The Mondays bit is hilarious. Shaun makes no attempt to pretend he's singing live, lipsynching with the mic held at arms length and clearly slightly worse for wear, Bez doing his saucer eyed Bez thing, and Kirsty MacColl doing backing vocals at the front of the stage. Kirsty dressed down in jeans, denim shirt and Reeboks, the Mondays dressed up. Hallelujah was a chaotic, messy song but brilliant with it, especially the guitar part. When Vini Reilly first came across the Mondays he stomped out, stopping Anthony H Wilson to tell him Horse's guitar playing was hideous and unlistenable, but possibly the most interesting and original guitar playing he'd heard for years. Hallelujah niggles it's way inside your head frazzling brain cells. The rest of the Madchester Rave On e.p. was equally messy and they never really sounded like that again. After Hallelujah they became more streamlined, more radio friendly, and more polished, Steve Osbourne and Paul Oakenfold's production nous ensuring Pills 'n' Thrills was a hit album (and a really good album) but at the expense of the some of lunacy of their sound- six men sounding like they're playing four different songs at the same time, while a drunk shouts and mutters brilliant nonsense over the top.

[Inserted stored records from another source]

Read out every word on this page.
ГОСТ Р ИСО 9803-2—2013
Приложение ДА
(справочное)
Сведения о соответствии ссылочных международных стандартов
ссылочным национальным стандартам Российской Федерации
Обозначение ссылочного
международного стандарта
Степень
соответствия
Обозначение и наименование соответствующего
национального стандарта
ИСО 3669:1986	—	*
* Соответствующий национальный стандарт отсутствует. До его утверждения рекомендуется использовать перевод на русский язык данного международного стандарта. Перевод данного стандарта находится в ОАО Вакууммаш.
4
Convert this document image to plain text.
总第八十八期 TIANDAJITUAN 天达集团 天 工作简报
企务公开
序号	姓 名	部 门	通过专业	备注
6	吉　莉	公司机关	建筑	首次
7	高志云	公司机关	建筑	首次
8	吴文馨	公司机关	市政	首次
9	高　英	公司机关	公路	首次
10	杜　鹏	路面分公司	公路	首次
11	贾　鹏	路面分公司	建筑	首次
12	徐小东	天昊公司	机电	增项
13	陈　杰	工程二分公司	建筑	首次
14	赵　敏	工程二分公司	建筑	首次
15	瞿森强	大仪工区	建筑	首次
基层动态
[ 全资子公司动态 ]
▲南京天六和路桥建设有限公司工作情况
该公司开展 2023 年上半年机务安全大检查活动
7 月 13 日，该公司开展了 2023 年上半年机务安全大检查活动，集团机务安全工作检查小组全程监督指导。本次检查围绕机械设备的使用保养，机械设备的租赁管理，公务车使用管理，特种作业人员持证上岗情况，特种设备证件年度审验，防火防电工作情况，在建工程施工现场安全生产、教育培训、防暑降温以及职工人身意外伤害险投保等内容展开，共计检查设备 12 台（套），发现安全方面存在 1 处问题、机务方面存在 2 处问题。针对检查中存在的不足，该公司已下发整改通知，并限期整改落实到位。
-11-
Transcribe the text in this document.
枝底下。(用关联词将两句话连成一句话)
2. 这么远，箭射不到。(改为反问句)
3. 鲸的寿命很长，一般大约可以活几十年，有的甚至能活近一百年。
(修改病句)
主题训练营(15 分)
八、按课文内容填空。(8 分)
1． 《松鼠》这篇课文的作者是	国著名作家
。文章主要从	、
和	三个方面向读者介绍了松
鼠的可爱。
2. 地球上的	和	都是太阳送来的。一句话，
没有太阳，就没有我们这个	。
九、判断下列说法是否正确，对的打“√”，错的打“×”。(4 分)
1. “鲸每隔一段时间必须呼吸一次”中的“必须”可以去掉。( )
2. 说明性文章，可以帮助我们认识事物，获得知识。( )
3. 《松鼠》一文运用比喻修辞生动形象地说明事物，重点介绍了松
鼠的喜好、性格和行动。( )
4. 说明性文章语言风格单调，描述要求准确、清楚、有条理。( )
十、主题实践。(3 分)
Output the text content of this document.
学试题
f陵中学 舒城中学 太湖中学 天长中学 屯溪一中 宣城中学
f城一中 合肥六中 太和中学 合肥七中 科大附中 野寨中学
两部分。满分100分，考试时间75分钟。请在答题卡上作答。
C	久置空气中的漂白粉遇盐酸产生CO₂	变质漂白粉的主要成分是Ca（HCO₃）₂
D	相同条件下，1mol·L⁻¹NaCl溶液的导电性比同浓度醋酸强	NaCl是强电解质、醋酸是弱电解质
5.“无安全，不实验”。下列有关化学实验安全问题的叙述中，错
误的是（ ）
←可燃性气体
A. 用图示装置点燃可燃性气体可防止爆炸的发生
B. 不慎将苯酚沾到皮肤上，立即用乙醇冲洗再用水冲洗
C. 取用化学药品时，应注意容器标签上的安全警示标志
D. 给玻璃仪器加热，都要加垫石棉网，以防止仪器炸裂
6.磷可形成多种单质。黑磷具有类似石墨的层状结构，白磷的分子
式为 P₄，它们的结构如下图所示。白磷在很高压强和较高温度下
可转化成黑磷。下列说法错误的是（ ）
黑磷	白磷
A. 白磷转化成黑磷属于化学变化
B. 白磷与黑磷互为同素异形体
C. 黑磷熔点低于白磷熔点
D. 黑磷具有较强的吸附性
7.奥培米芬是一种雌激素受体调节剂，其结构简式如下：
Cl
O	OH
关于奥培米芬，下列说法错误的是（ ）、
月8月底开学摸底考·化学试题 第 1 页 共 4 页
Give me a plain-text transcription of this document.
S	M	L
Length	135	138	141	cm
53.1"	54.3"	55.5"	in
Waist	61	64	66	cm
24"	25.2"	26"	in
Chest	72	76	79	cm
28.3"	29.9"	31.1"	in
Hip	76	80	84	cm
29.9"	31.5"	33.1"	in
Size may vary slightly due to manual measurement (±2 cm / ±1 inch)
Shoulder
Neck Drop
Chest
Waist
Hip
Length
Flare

Hallelujah isn't on the hard drive at the moment and I can't be bothered ripping and uploading so I'm posting the Club Mix, remixed by Paul Oakenfold and our old friend Andrew Weatherall. Weatherall's first time in a studio I think. The Club Mix starts with a high pitched vocal scream, then some lovely monastic chanting before bringing the bass drum well to the fore, some house piano and then pumping up the bassline. Again it loses some of the ramshackle charm of the original but it's a quality remix of a band about to get big.